Sylvester Stallone has crowned Arnold Schwarzenegger the “superior” action star, less than a year after openly admitting the two actors loathed each other throughout the 1980s as Hollywood pit their acting careers against one another. In Schwarzenegger’s recently released Netflix documentary “Arnold,” Stallone says there’s no question that Schwarzenegger was the more ideal action hero.
“The ’80s was a very interesting time because the definitive ‘action guy’ had not really been formed yet,” Stallone said (via IndieWire). “Up until that time, action was a car chase like‘Bullitt’ or‘The French Connection.’ A film all about intellect and innuendo and verbal this and verbal that.”
Stallone credited Schwarzenegger with making action cinema more dependent on the actor.
“You actually relied upon your body to tell the story,” Stallone said. “Dialogue was not necessary. I saw that there was an opportunity, because no one else was doing this except some other guy from Austria, who doesn’t need to say much… He was superior. He just had all the answers. He had the body. He had the strength. That was his character.”
“I had to get my ass kicked constantly, whereas Arnold, he never got hurt much,” Stallone added about their differences in their action hero personas. “And I’m going, ‘Arnold, you could go out and fight a dragon and you’d come back with a Band-Aid.’”
Schwarzenegger has equal praise for Stallone, saying in the documentary, “Every time he came out with a movie like‘Rambo II,’ I had to figure out a way of now outdoing that. Without Stallone, I maybe wouldn’t have been as motivated in the ’80s to do the kind of movies that I did and to work as hard as I did. I’m a competitive person.”
Stallone admitted to Forbeslast November that the two actors “really disliked each other immensely” for over two decades as their action films competed at the box office.
“We were… this may sound a little vain, but I think we were pioneering a kind of genre at that time and it hasn’t been seen since really,” Stallone said. “So the competition, because it’s his nature, he is very competitive and so am I… and I just thought it actually helped, but off-screen we were still competitive and that was not a healthy thing at all, but we’ve become really good friends.”

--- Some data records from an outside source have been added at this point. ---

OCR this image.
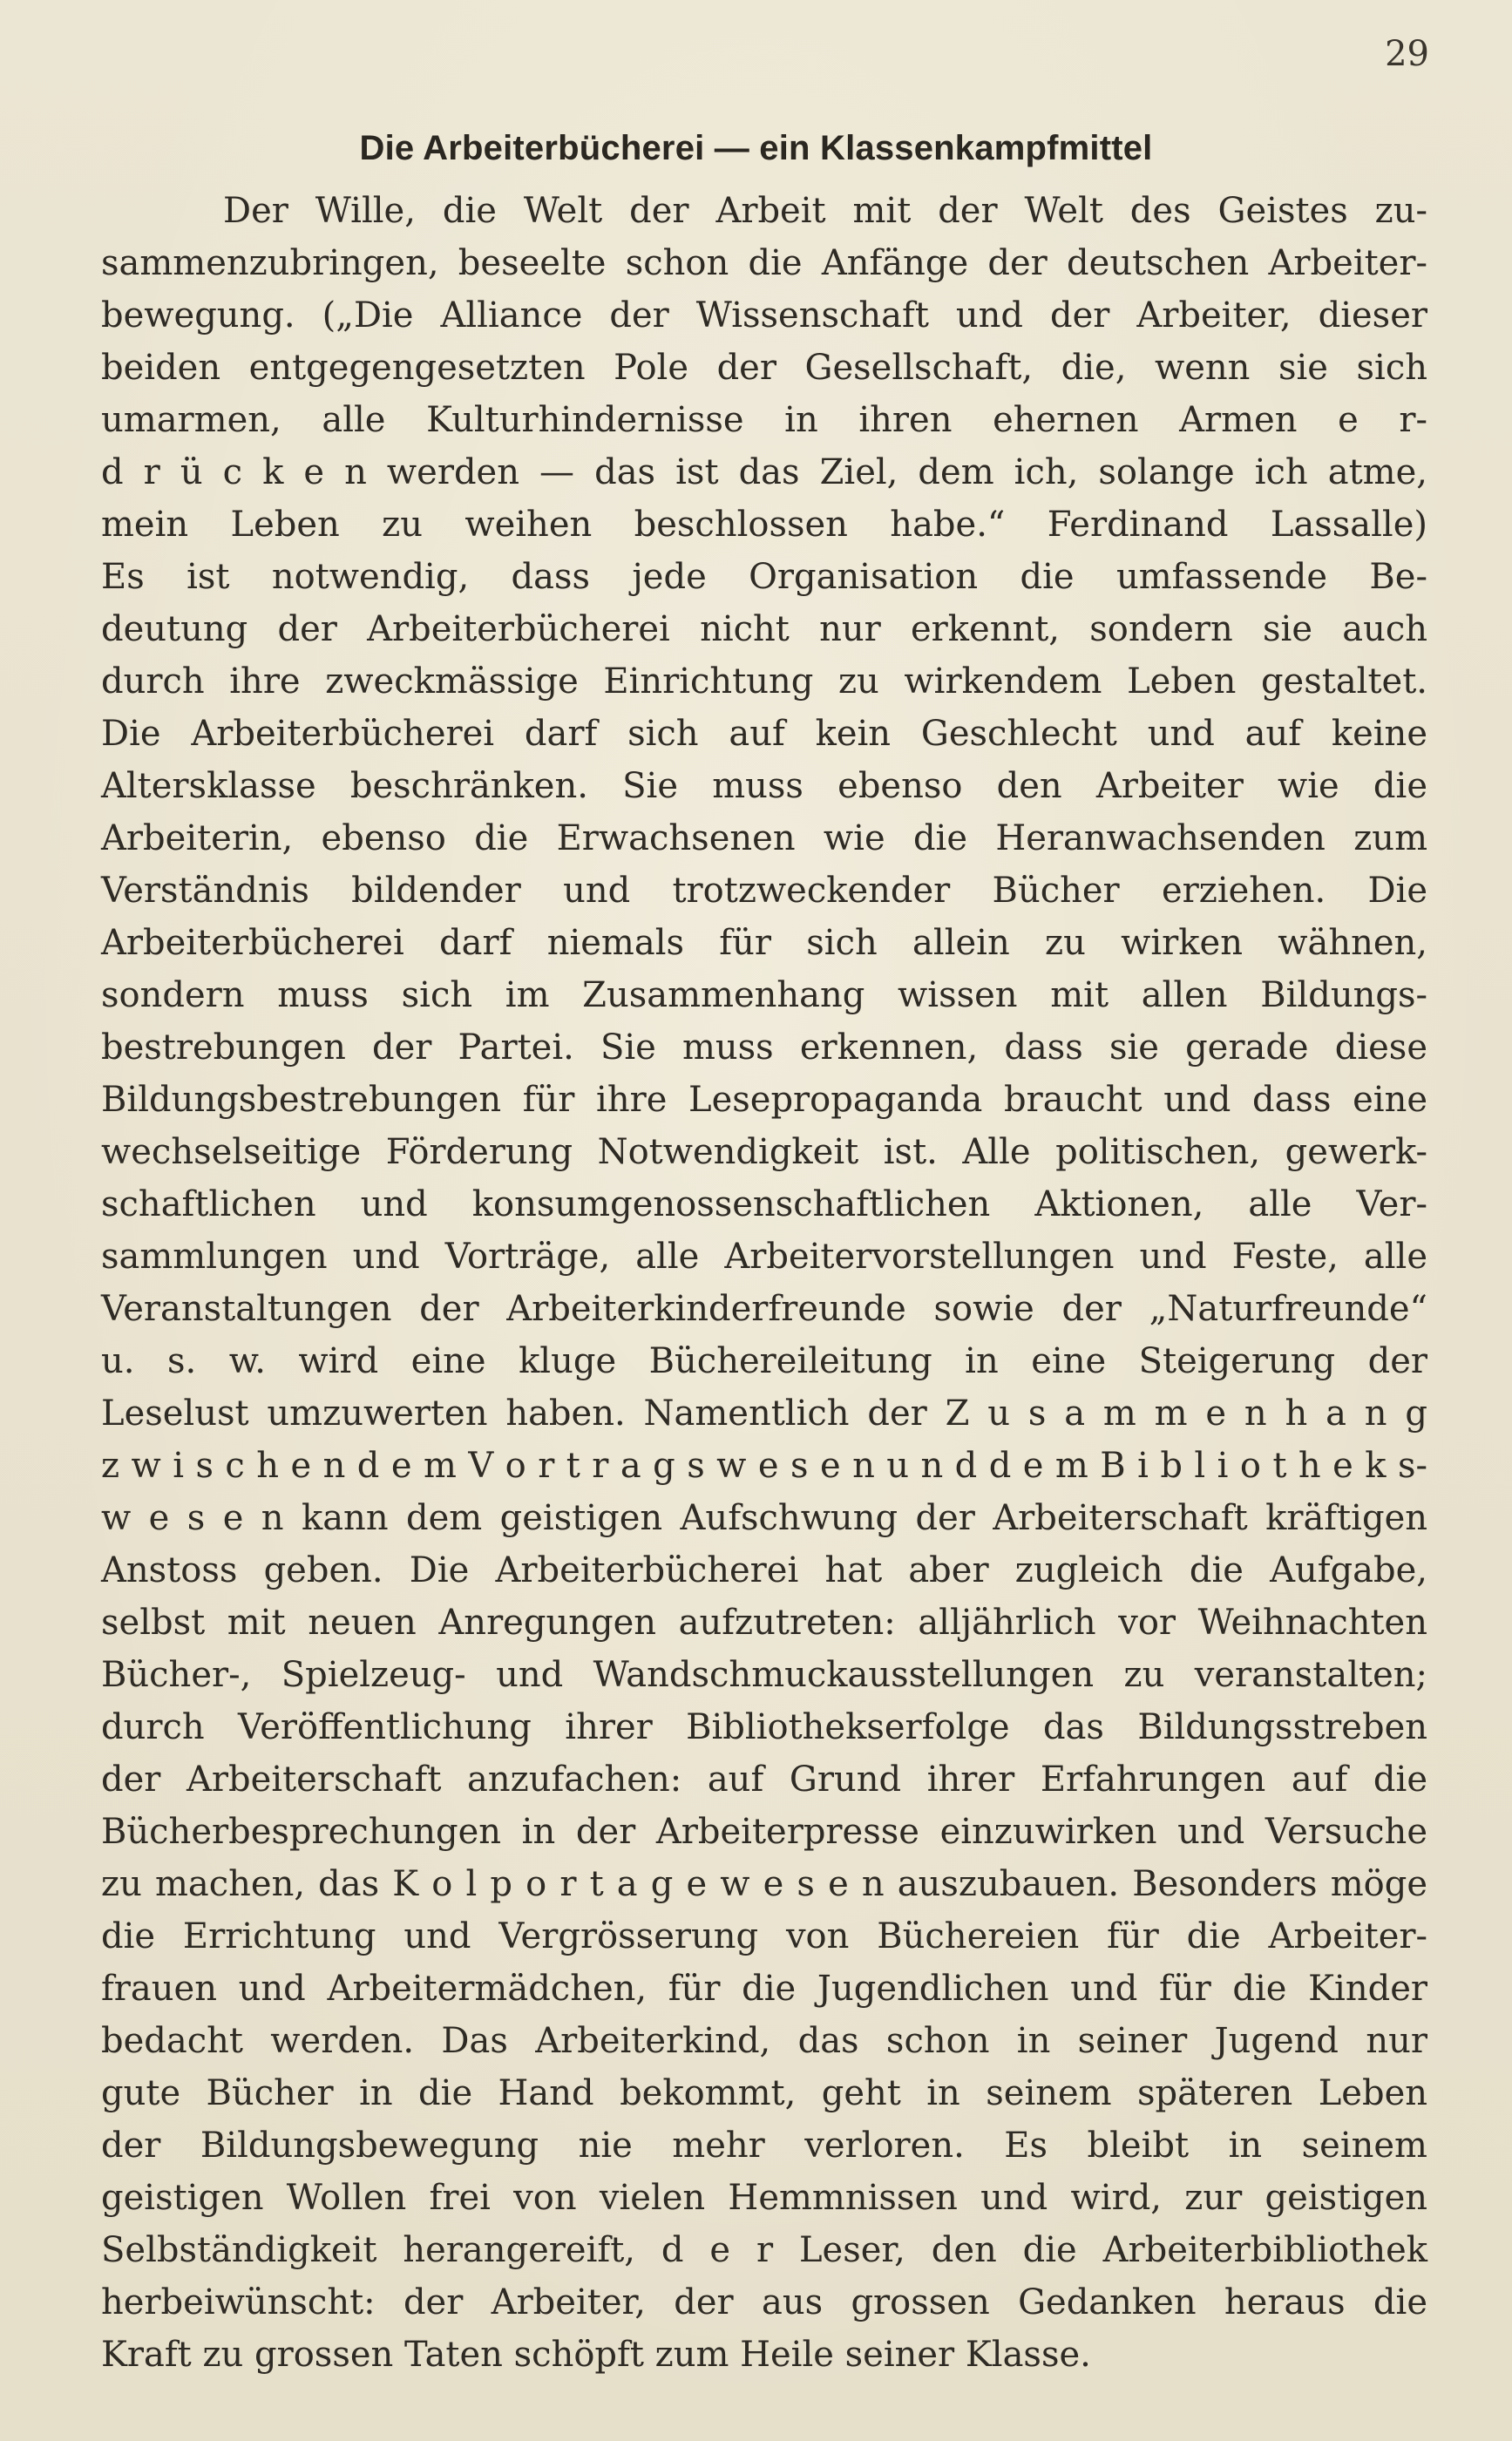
29
Die Arbeiterbücherei — ein Klassenkampfmittel
Der Wille, die Welt der Arbeit mit der Welt des Geistes zu-
sammenzubringen, beseelte schon die Anfänge der deutschen Arbeiter-
bewegung. („Die Alliance der Wissenschaft und der Arbeiter, dieser
beiden entgegengesetzten Pole der Gesellschaft, die, wenn sie sich
umarmen, alle Kulturhindernisse in ihren ehernen Armen e r-
d r ü c k e n werden — das ist das Ziel, dem ich, solange ich atme,
mein Leben zu weihen beschlossen habe.“ Ferdinand Lassalle)
Es ist notwendig, dass jede Organisation die umfassende Be-
deutung der Arbeiterbücherei nicht nur erkennt, sondern sie auch
durch ihre zweckmässige Einrichtung zu wirkendem Leben gestaltet.
Die Arbeiterbücherei darf sich auf kein Geschlecht und auf keine
Altersklasse beschränken. Sie muss ebenso den Arbeiter wie die
Arbeiterin, ebenso die Erwachsenen wie die Heranwachsenden zum
Verständnis bildender und trotzweckender Bücher erziehen. Die
Arbeiterbücherei darf niemals für sich allein zu wirken wähnen,
sondern muss sich im Zusammenhang wissen mit allen Bildungs-
bestrebungen der Partei. Sie muss erkennen, dass sie gerade diese
Bildungsbestrebungen für ihre Lesepropaganda braucht und dass eine
wechselseitige Förderung Notwendigkeit ist. Alle politischen, gewerk-
schaftlichen und konsumgenossenschaftlichen Aktionen, alle Ver-
sammlungen und Vorträge, alle Arbeitervorstellungen und Feste, alle
Veranstaltungen der Arbeiterkinderfreunde sowie der „Naturfreunde“
u. s. w. wird eine kluge Büchereileitung in eine Steigerung der
Leselust umzuwerten haben. Namentlich der Z u s a m m e n h a n g
z w i s c h e n d e m V o r t r a g s w e s e n u n d d e m B i b l i o t h e k s-
w e s e n kann dem geistigen Aufschwung der Arbeiterschaft kräftigen
Anstoss geben. Die Arbeiterbücherei hat aber zugleich die Aufgabe,
selbst mit neuen Anregungen aufzutreten: alljährlich vor Weihnachten
Bücher-, Spielzeug- und Wandschmuckausstellungen zu veranstalten;
durch Veröffentlichung ihrer Bibliothekserfolge das Bildungsstreben
der Arbeiterschaft anzufachen: auf Grund ihrer Erfahrungen auf die
Bücherbesprechungen in der Arbeiterpresse einzuwirken und Versuche
zu machen, das K o l p o r t a g e w e s e n auszubauen. Besonders möge
die Errichtung und Vergrösserung von Büchereien für die Arbeiter-
frauen und Arbeitermädchen, für die Jugendlichen und für die Kinder
bedacht werden. Das Arbeiterkind, das schon in seiner Jugend nur
gute Bücher in die Hand bekommt, geht in seinem späteren Leben
der Bildungsbewegung nie mehr verloren. Es bleibt in seinem
geistigen Wollen frei von vielen Hemmnissen und wird, zur geistigen
Selbständigkeit herangereift, d e r Leser, den die Arbeiterbibliothek
herbeiwünscht: der Arbeiter, der aus grossen Gedanken heraus die
Kraft zu grossen Taten schöpft zum Heile seiner Klasse.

Speaking on an episode of“The Jonathan Ross Show” around the same time, Stallone said of the pair’s rivalry, “We couldn’t stand to be in the same galaxy together for a while. We truly, truly loathed each other.”
Stallone and Schwarzenegger went on two star opposite each other in the first two “Expendables” movies and the 2013 action movie “Escape Plan,” which grossed $137 million worldwide. The film led to two sequels, both of which starred Stallone.